The MV Skagit left Dar es Salaam, the commercial capital of Tanzania, on Wednesday en route to the island of Zanzibar. Heavy winds caused the boat to lose control and flip over just a few miles short of Zanzibar’s main port. Survivors said the ferry was overloaded. The Red Cross said the ferry was certified to carry 250 people but may have been carrying more than 280 – among them, more than 30 children. Survivors also said the crew gave them no evacuation instructions, and there was only one exit from the cabin of the vessel, trapping many passengers inside.

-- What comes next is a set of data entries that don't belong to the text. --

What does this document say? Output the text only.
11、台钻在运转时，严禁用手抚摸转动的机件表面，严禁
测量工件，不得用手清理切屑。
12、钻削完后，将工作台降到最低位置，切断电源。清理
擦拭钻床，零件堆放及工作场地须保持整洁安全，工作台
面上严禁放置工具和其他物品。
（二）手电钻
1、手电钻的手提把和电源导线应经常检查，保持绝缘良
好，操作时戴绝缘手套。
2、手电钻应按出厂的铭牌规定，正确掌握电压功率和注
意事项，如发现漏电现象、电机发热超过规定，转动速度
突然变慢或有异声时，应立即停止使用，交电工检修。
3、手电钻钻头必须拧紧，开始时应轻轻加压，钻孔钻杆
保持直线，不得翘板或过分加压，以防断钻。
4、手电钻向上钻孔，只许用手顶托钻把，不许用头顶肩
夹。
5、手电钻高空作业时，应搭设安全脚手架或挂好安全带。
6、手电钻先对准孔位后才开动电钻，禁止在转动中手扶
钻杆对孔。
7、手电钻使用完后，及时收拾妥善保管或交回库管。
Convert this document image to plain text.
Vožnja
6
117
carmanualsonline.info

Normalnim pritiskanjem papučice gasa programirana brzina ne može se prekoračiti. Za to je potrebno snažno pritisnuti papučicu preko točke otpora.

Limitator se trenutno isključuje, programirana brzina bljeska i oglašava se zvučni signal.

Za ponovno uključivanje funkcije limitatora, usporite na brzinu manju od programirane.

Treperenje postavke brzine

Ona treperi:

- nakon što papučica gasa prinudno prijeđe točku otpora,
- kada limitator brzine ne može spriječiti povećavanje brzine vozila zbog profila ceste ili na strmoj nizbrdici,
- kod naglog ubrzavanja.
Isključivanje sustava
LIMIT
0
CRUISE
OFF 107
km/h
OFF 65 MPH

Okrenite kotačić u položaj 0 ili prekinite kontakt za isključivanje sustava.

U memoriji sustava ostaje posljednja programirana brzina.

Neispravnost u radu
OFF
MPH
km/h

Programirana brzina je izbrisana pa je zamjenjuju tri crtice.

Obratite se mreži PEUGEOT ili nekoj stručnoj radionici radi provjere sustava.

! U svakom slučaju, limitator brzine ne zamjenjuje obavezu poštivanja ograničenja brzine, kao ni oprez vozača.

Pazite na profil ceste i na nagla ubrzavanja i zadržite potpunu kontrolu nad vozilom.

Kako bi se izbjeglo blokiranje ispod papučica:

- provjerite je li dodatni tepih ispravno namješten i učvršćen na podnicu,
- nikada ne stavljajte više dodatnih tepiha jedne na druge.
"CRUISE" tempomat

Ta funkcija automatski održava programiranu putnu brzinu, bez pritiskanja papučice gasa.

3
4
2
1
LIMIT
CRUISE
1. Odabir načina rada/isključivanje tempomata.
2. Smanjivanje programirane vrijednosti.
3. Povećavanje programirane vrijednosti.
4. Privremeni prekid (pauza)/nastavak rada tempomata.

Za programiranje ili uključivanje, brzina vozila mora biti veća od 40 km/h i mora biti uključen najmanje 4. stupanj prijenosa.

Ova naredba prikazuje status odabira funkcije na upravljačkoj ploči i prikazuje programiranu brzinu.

Hamza Kabelwa, Tanzania’s head of meteorology, told the BBC that vessels had been warned not to make the crossing because of rough seas.
The Skagit was formerly a passenger-only vessel between Seattle and Vashon Island, but Washington State Ferries discontinued its foot-ferry routes and later sold the Skagit in 2011 for use in Tanzania. The MV Skagit and MV Kalama, built in 1989, were taken out of service in 2009 and eventually sold together for a total $400,000 to Scope Community Consultants of Port Coquitlam, B.C. The boats are 112 feet long and were supposed to last 25 years – so the Skagit would be in its final years of normal operating life.
Last September, more than 200 people were killed when a crowded ferry traveling between two islands of Zanzibar sank off the East African coast. Officials described it then as the worst accident in Tanzania’s maritime history.